Interesting, where did you get an image with a 6.18 kernel that has NPU support?

It’s weirded me out for a long time that we’ve gone from ‘we will probe the hardware in a standard way and automatically load the appropriate drivers at boot’ ideal we seemed to have settled on for computers in the 2000s - and still use on x86 - back to ‘we’ll write a specific description file for every configuration of hardware’ for ARM.

Isn't this one of the benefits of ACPI? That the kernel asks the motherboard for the hardware information that on ARM SoCs is stored in the device tree?

Little bit of both. Pi still uses a sort of unique boot sequence due to it’s heritage. Most devices will have the CPU load the bootloader and then have the OS bring up the GPU. Pi sort of inverts this, having the GPU leading the charge with the CPU held at reset until after the GPU has finished it’s boot sequence.

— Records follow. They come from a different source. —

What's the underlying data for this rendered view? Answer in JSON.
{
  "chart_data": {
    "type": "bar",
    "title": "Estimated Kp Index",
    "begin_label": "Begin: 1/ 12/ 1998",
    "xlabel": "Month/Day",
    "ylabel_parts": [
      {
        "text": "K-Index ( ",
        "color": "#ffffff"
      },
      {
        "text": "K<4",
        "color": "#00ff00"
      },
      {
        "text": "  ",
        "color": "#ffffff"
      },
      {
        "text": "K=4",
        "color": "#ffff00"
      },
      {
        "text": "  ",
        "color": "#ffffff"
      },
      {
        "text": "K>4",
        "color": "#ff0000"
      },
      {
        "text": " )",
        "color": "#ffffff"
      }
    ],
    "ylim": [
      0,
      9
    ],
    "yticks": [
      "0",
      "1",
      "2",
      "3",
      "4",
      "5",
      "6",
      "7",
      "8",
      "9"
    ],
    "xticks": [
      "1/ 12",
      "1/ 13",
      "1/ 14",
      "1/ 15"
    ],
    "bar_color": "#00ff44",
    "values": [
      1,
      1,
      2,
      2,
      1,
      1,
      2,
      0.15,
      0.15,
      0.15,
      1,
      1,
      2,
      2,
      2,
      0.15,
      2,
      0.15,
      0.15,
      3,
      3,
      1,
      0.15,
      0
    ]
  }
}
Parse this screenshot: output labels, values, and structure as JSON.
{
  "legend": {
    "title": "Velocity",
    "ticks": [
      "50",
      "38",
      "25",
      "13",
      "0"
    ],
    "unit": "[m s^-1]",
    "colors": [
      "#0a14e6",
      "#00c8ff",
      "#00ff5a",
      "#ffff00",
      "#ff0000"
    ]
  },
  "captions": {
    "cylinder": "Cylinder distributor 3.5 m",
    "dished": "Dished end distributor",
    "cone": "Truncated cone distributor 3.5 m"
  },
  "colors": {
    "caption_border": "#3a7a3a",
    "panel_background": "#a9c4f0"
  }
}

Once you get into the CPU though the Aarch64 registers become more standardized. You still have drivers and such to worry about and differing memory offsets for the peripherals - but since you have the kernel running it’s easier to kind of poke around until you find it. Pi 5 added someone complexity to this with the RP1 South Bridge which adds another layer of abstraction.

Hopefully that all makes sense. Basically the Pi itself is backwards while everything else should conform. It’s not Arm specific, but how the Pi does things.

Apart from very rare cases, this will run any linux-arm64 binary.

Fot the Pi you have to rely on the manufacturer's image too. It does not run a vanilla arm64 distro

Why? I'm running an Orange Pi 5+ with a fully generic aarch64 image of Home Assistant OS and it works great. Is there some particular feature that doesn't work on mainline?

They exist in a strange space. They want to be a Linux host but they also want to be an embedded host. The two cultures are pretty different in terms of expectations around kernels. A Linux sysadmin will (rightly) balk at not having an upgrade path for the kernel while a lot of embedded stuff that just happens to use Linux, often has a single kernel released… ever.

I’m not saying one approach is better than the other but there is definitely a lot of art in each camp. I know the one I innately prefer but I’ve definitely had eyebrows raised at me in a professional setting when expressing that view; Some places value upgrading dependencies while others value extreme stability at the potential cost of security.